The user does need to follow its instructions for copying its code blocks into the file and folder structure that the model described, and for executing the run command that it also provided. Strikingly, the code it produced ran and performed the correct action.

This example is relatively simple, but software engineers are accustomed to breaking down complex problems into simpler ones. Therefore, we think that ChatGPT and GPT-4 could be really effective accelerators in this space.

These models are not infallible, however. They exhibit what might feel like superhuman comprehension, but they can’t read minds, they don’t know everything, and they don’t ask questions — they guess and then just continue, and sometimes they’ll guess very, very wrong in rather subtle ways. If we were to resubmit the exact same prompt that we used as an example above, there’s a fairly high probability that the output would have needed additional tweaks for it to run — it probably would have been close, but you still mostly need to know how to do the things you’re asking the model to do so that you can test and debug effectively.

Not like a human programmer

We think both of these tools are great, and we’ve incorporated them into our work because they make us more efficient. Copilot—aptly named—perhaps as much as doubles the speed at which a skilled developer could write certain code. GPT-4 writes code itself, easily 1–2 orders of magnitude faster than a human could.

So why are we not ready to say that GPT-4 can take the place of a human programmer? We think that it comes down to the difficulty of communicating implicit knowledge.

As consultants, we come into new situations and gather information about the client’s business and culture. Some of this information is written down, but a lot comes from snippets of conversations spread out across many interviews, workshops, and meetings. The entire team participates in these meetings, and each member ends up understanding the work in a slightly different way. We compare notes continuously as we go. Although we document that knowledge in several forms, it is always incomplete and evolving. The entire team gains an understanding of the project that is more than the sum of what everyone knows.

A second type of implicit knowledge is embedded in our longer-term relationships with each other. Though we rearrange teams from project to project, many of us have worked together before. We also share a company-wide culture that informs how we approach projects. When someone agrees to take on a piece of work, they know what their teammates expect, and their teammates can count on them to do a lot of small things without being asked. Arguably GPT-4 has the same kind of implicit understanding, but it is not anchored by the team’s shared experience and is, therefore, less predictable.
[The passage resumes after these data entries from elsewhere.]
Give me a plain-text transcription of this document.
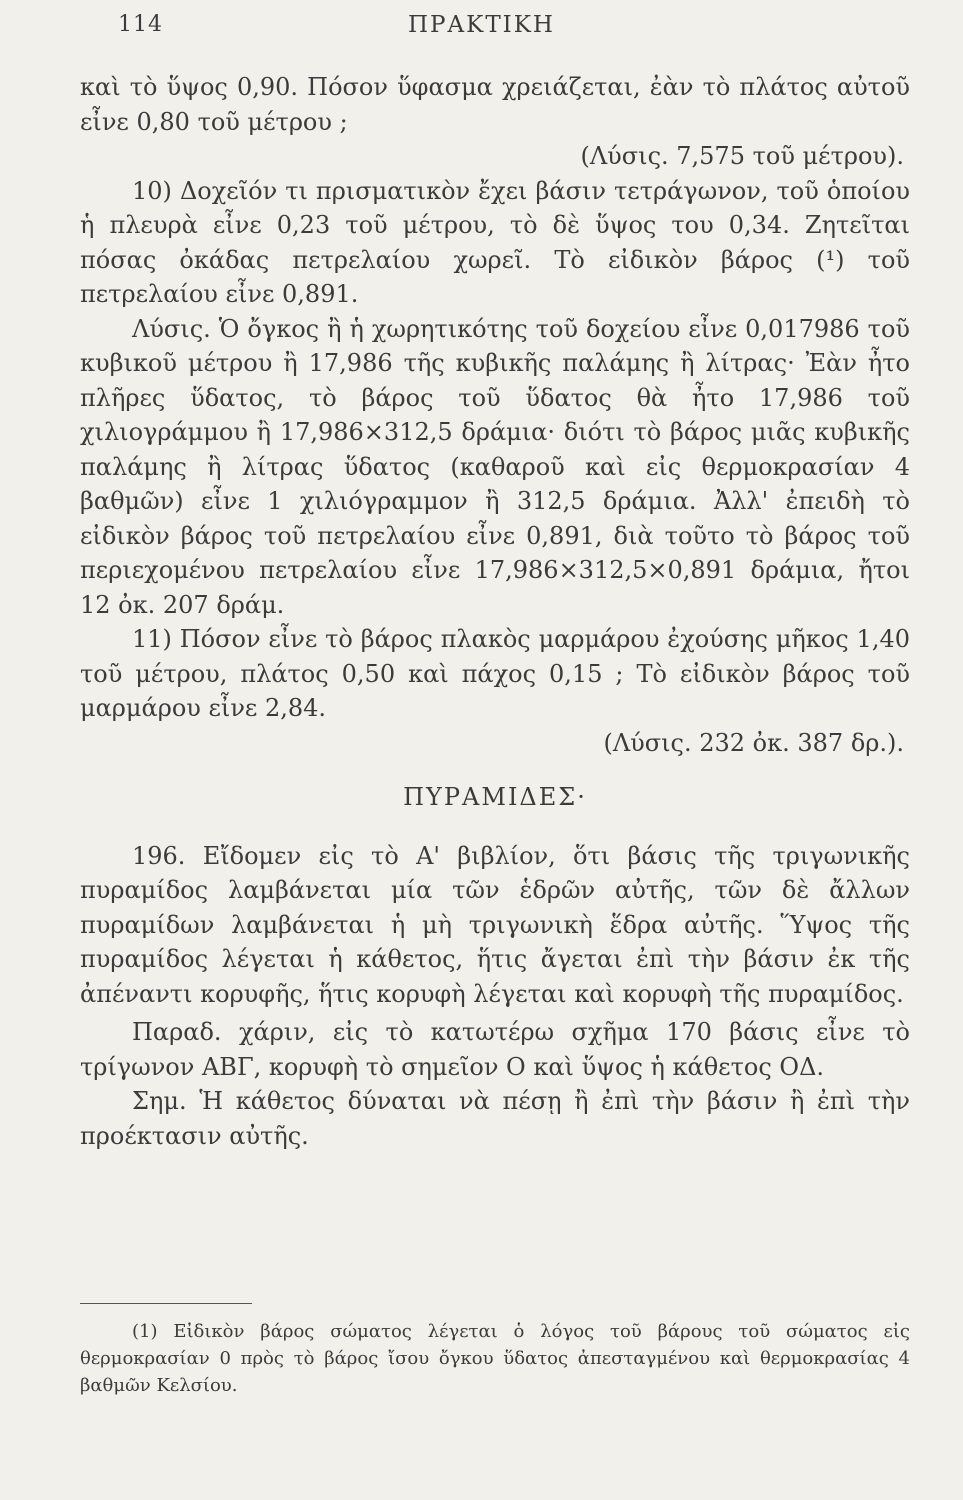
114	ΠΡΑΚΤΙΚΗ

καὶ τὸ ὕψος 0,90. Πόσον ὕφασμα χρειάζεται, ἐὰν τὸ πλάτος αὐτοῦ εἶνε 0,80 τοῦ μέτρου ;

(Λύσις. 7,575 τοῦ μέτρου).

10) Δοχεῖόν τι πρισματικὸν ἔχει βάσιν τετράγωνον, τοῦ ὁποίου ἡ πλευρὰ εἶνε 0,23 τοῦ μέτρου, τὸ δὲ ὕψος του 0,34. Ζητεῖται πόσας ὀκάδας πετρελαίου χωρεῖ. Τὸ εἰδικὸν βάρος (¹) τοῦ πετρελαίου εἶνε 0,891.

Λύσις. Ὁ ὄγκος ἢ ἡ χωρητικότης τοῦ δοχείου εἶνε 0,017986 τοῦ κυβικοῦ μέτρου ἢ 17,986 τῆς κυβικῆς παλάμης ἢ λίτρας· Ἐὰν ἦτο πλῆρες ὕδατος, τὸ βάρος τοῦ ὕδατος θὰ ἦτο 17,986 τοῦ χιλιογράμμου ἢ 17,986×312,5 δράμια· διότι τὸ βάρος μιᾶς κυβικῆς παλάμης ἢ λίτρας ὕδατος (καθαροῦ καὶ εἰς θερμοκρασίαν 4 βαθμῶν) εἶνε 1 χιλιόγραμμον ἢ 312,5 δράμια. Ἀλλ' ἐπειδὴ τὸ εἰδικὸν βάρος τοῦ πετρελαίου εἶνε 0,891, διὰ τοῦτο τὸ βάρος τοῦ περιεχομένου πετρελαίου εἶνε 17,986×312,5×0,891 δράμια, ἤτοι 12 ὀκ. 207 δράμ.

11) Πόσον εἶνε τὸ βάρος πλακὸς μαρμάρου ἐχούσης μῆκος 1,40 τοῦ μέτρου, πλάτος 0,50 καὶ πάχος 0,15 ; Τὸ εἰδικὸν βάρος τοῦ μαρμάρου εἶνε 2,84.

(Λύσις. 232 ὀκ. 387 δρ.).

ΠΥΡΑΜΙΔΕΣ·

196. Εἴδομεν εἰς τὸ Α' βιβλίον, ὅτι βάσις τῆς τριγωνικῆς πυραμίδος λαμβάνεται μία τῶν ἑδρῶν αὐτῆς, τῶν δὲ ἄλλων πυραμίδων λαμβάνεται ἡ μὴ τριγωνικὴ ἕδρα αὐτῆς. Ὕψος τῆς πυραμίδος λέγεται ἡ κάθετος, ἥτις ἄγεται ἐπὶ τὴν βάσιν ἐκ τῆς ἀπέναντι κορυφῆς, ἥτις κορυφὴ λέγεται καὶ κορυφὴ τῆς πυραμίδος.

Παραδ. χάριν, εἰς τὸ κατωτέρω σχῆμα 170 βάσις εἶνε τὸ τρίγωνον ΑΒΓ, κορυφὴ τὸ σημεῖον Ο καὶ ὕψος ἡ κάθετος ΟΔ.

Σημ. Ἡ κάθετος δύναται νὰ πέσῃ ἢ ἐπὶ τὴν βάσιν ἢ ἐπὶ τὴν προέκτασιν αὐτῆς.

(1) Εἰδικὸν βάρος σώματος λέγεται ὁ λόγος τοῦ βάρους τοῦ σώματος εἰς θερμοκρασίαν 0 πρὸς τὸ βάρος ἴσου ὄγκου ὕδατος ἀπεσταγμένου καὶ θερμοκρασίας 4 βαθμῶν Κελσίου.
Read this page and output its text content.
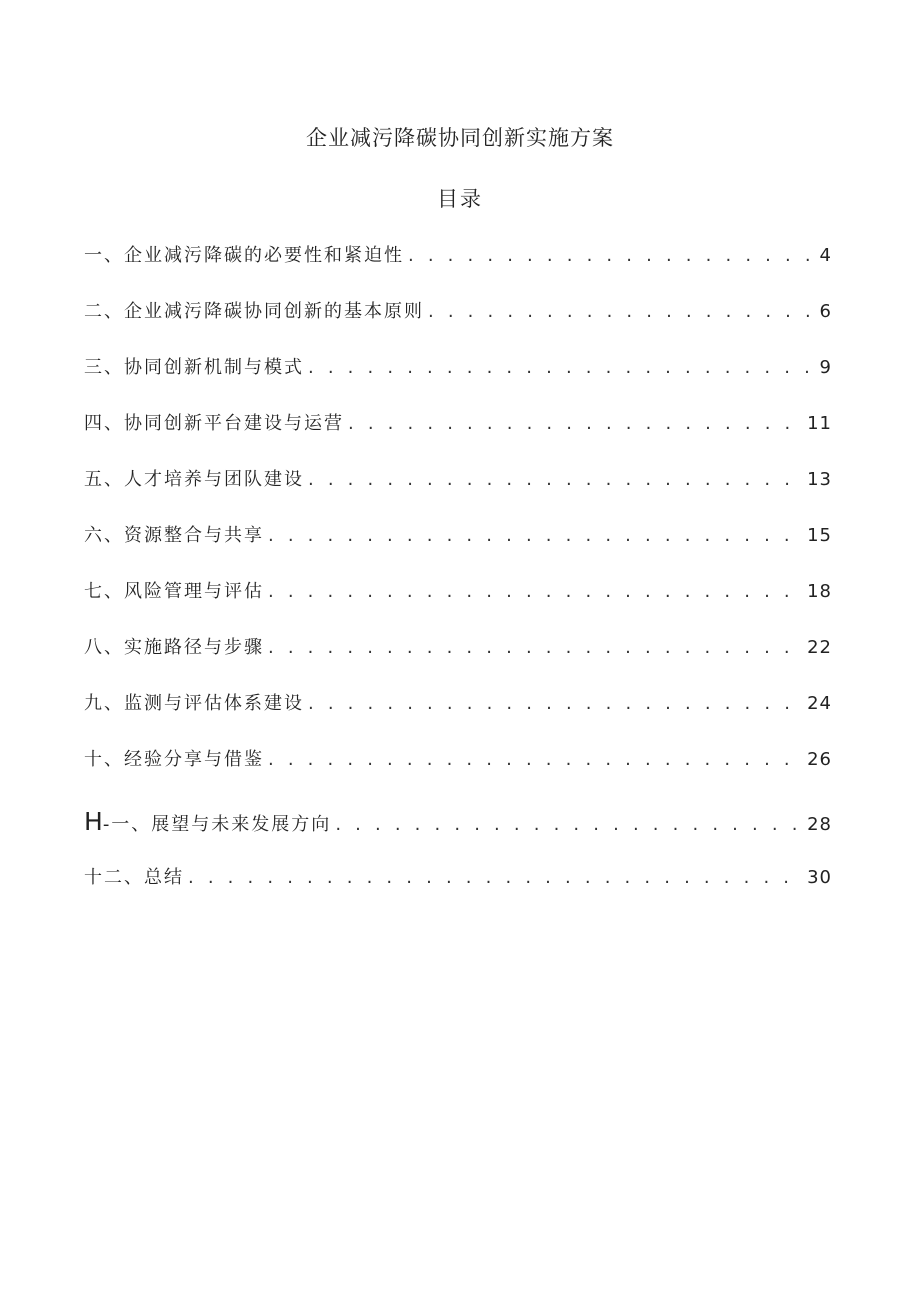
企业减污降碳协同创新实施方案
目录
一、企业减污降碳的必要性和紧迫性 . . .	4
二、企业减污降碳协同创新的基本原则 . . .	6
三、协同创新机制与模式 . . .	9
四、协同创新平台建设与运营 . . .	11
五、人才培养与团队建设 . . .	13
六、资源整合与共享 . . .	15
七、风险管理与评估 . . .	18
八、实施路径与步骤 . . .	22
九、监测与评估体系建设 . . .	24
十、经验分享与借鉴 . . .	26
H-一、展望与未来发展方向 . . .	28
十二、总结 . . .	30
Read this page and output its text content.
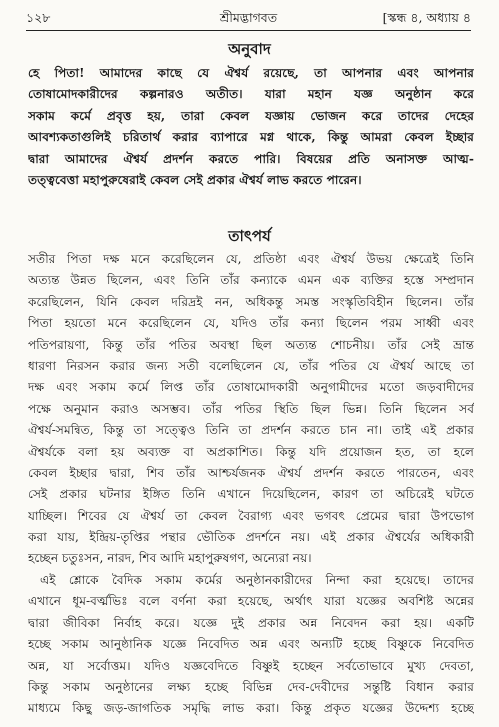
১২৮	শ্রীমদ্ভাগবত	[স্কন্ধ ৪, অধ্যায় ৪
অনুবাদ
হে পিতা! আমাদের কাছে যে ঐশ্বর্য রয়েছে, তা আপনার এবং আপনার
তোষামোদকারীদের কল্পনারও অতীত। যারা মহান যজ্ঞ অনুষ্ঠান করে
সকাম কর্মে প্রবৃত্ত হয়, তারা কেবল যজ্ঞায় ভোজন করে তাদের দেহের
আবশ্যকতাগুলিই চরিতার্থ করার ব্যাপারে মগ্ন থাকে, কিন্তু আমরা কেবল ইচ্ছার
দ্বারা আমাদের ঐশ্বর্য প্রদর্শন করতে পারি। বিষয়ের প্রতি অনাসক্ত আত্ম-
তত্ত্ববেত্তা মহাপুরুষেরাই কেবল সেই প্রকার ঐশ্বর্য লাভ করতে পারেন।
তাৎপর্য
সতীর পিতা দক্ষ মনে করেছিলেন যে, প্রতিষ্ঠা এবং ঐশ্বর্য উভয় ক্ষেত্রেই তিনি
অত্যন্ত উন্নত ছিলেন, এবং তিনি তাঁর কন্যাকে এমন এক ব্যক্তির হস্তে সম্প্রদান
করেছিলেন, যিনি কেবল দরিদ্রই নন, অধিকন্তু সমস্ত সংস্কৃতিবিহীন ছিলেন। তাঁর
পিতা হয়তো মনে করেছিলেন যে, যদিও তাঁর কন্যা ছিলেন পরম সাধ্বী এবং
পতিপরায়ণা, কিন্তু তাঁর পতির অবস্থা ছিল অত্যন্ত শোচনীয়। তাঁর সেই ভ্রান্ত
ধারণা নিরসন করার জন্য সতী বলেছিলেন যে, তাঁর পতির যে ঐশ্বর্য আছে তা
দক্ষ এবং সকাম কর্মে লিপ্ত তাঁর তোষামোদকারী অনুগামীদের মতো জড়বাদীদের
পক্ষে অনুমান করাও অসম্ভব। তাঁর পতির স্থিতি ছিল ভিন্ন। তিনি ছিলেন সর্ব
ঐশ্বর্য-সমন্বিত, কিন্তু তা সত্ত্বেও তিনি তা প্রদর্শন করতে চান না। তাই এই প্রকার
ঐশ্বর্যকে বলা হয় অব্যক্ত বা অপ্রকাশিত। কিন্তু যদি প্রয়োজন হত, তা হলে
কেবল ইচ্ছার দ্বারা, শিব তাঁর আশ্চর্যজনক ঐশ্বর্য প্রদর্শন করতে পারতেন, এবং
সেই প্রকার ঘটনার ইঙ্গিত তিনি এখানে দিয়েছিলেন, কারণ তা অচিরেই ঘটতে
যাচ্ছিল। শিবের যে ঐশ্বর্য তা কেবল বৈরাগ্য এবং ভগবৎ প্রেমের দ্বারা উপভোগ
করা যায়, ইন্দ্রিয়-তৃপ্তির পন্থার ভৌতিক প্রদর্শনে নয়। এই প্রকার ঐশ্বর্যের অধিকারী
হচ্ছেন চতুঃসন, নারদ, শিব আদি মহাপুরুষগণ, অন্যেরা নয়।
এই শ্লোকে বৈদিক সকাম কর্মের অনুষ্ঠানকারীদের নিন্দা করা হয়েছে। তাদের
এখানে ধূম-বর্ত্মভিঃ বলে বর্ণনা করা হয়েছে, অর্থাৎ যারা যজ্ঞের অবশিষ্ট অন্নের
দ্বারা জীবিকা নির্বাহ করে। যজ্ঞে দুই প্রকার অন্ন নিবেদন করা হয়। একটি
হচ্ছে সকাম আনুষ্ঠানিক যজ্ঞে নিবেদিত অন্ন এবং অন্যটি হচ্ছে বিষ্ণুকে নিবেদিত
অন্ন, যা সর্বোত্তম। যদিও যজ্ঞবেদিতে বিষ্ণুই হচ্ছেন সর্বতোভাবে মুখ্য দেবতা,
কিন্তু সকাম অনুষ্ঠানের লক্ষ্য হচ্ছে বিভিন্ন দেব-দেবীদের সন্তুষ্টি বিধান করার
মাধ্যমে কিছু জড়-জাগতিক সমৃদ্ধি লাভ করা। কিন্তু প্রকৃত যজ্ঞের উদ্দেশ্য হচ্ছে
GPT-4, at least for now, has no long-term memory. It doesn’t process spoken conversations. It can’t piece together new facts from many interactions. Although it can create remarkably complete code from minimal instructions, in our experience the cost of writing code isn’t the limiting factor in software development projects.

Tools, not teammates

For now, there is no way to get all that implicit knowledge into GPT-4. Sure, you could feed it a bunch of text as part of the prompt, but which parts of which conversations are important? Who is going to write it down? As amazing as the chat interface is for making these models more useful—and they are amazing—they still represent a tremendous information bottleneck. The model can’t learn new information the way human teams do, and that fact, we think, relegates them to the status of tools. Not teammates. They can speed up tasks, but they can’t—yet—do the job of a person.